Castle Plaza
- Location: Edwardstown, Adelaide, South Australia, Australia
- Coordinates: 34°58′54″S 138°34′22″E﻿ / ﻿34.9816°S 138.5727°E
- Address: 992 South Road
- Opened: July 1987; 39 years ago
- Management: Vicinity Centres
- Stores: 72
- Anchor tenants: 4
- Floors: 1
- Website: www.castleplaza.com.au

= Castle Plaza =

Castle Plaza is a shopping centre located in the Adelaide suburb of Edwardstown, South Australia approximately 7 km from the CBD, along South Road.

It was expanded in the mid-1980s and the new development was opened in July 1987. Attending that day were a number of local personalities including John Platten.
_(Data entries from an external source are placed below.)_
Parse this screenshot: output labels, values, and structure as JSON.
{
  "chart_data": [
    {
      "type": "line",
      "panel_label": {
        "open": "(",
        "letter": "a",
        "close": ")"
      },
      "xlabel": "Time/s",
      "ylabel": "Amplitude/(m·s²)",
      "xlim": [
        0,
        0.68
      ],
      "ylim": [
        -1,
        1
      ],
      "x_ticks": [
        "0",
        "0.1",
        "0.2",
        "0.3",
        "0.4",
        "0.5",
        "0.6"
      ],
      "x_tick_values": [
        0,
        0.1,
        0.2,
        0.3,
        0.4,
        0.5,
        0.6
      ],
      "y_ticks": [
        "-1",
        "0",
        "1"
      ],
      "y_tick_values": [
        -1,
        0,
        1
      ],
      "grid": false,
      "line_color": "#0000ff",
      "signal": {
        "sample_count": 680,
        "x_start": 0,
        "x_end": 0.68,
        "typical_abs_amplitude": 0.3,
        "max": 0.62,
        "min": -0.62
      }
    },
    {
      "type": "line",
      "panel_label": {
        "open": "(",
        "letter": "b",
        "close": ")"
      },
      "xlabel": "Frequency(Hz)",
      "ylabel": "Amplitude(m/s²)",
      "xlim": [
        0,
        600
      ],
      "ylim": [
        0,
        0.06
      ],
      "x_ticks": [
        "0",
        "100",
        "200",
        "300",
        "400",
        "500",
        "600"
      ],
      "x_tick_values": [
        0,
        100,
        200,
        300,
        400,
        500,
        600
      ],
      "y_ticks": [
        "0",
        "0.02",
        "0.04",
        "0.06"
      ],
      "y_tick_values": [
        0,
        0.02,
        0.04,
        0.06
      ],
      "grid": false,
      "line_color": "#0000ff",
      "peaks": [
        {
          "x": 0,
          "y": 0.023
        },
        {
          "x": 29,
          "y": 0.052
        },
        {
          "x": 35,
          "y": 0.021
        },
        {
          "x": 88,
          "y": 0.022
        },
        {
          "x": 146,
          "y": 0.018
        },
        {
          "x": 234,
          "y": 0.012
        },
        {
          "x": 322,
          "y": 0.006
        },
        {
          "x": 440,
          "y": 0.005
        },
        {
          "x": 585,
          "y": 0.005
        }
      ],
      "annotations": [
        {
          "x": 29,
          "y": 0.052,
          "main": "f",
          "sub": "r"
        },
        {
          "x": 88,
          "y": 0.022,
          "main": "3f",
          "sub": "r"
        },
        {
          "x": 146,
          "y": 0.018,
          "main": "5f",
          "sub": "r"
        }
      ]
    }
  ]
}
Providing the guard of honour were the 1st Ascot Park Scout Group.

It contains three major tenants (Target, Coles, Foodland Supermarkets) and the Castle Tavern (including gaming room) as well as about 66 specialty stores, plus two free standing fast food outlets.

In July 2007, owners CFS Retail Property Trust announced that they had purchased the Hills Industries site (7.78 hectares) directly opposite Castle Plaza (north side of Raglan Avenue) for $25.3 million and that there were plans for a further $80 million retail development on this site subject to approval by City of Marion Council.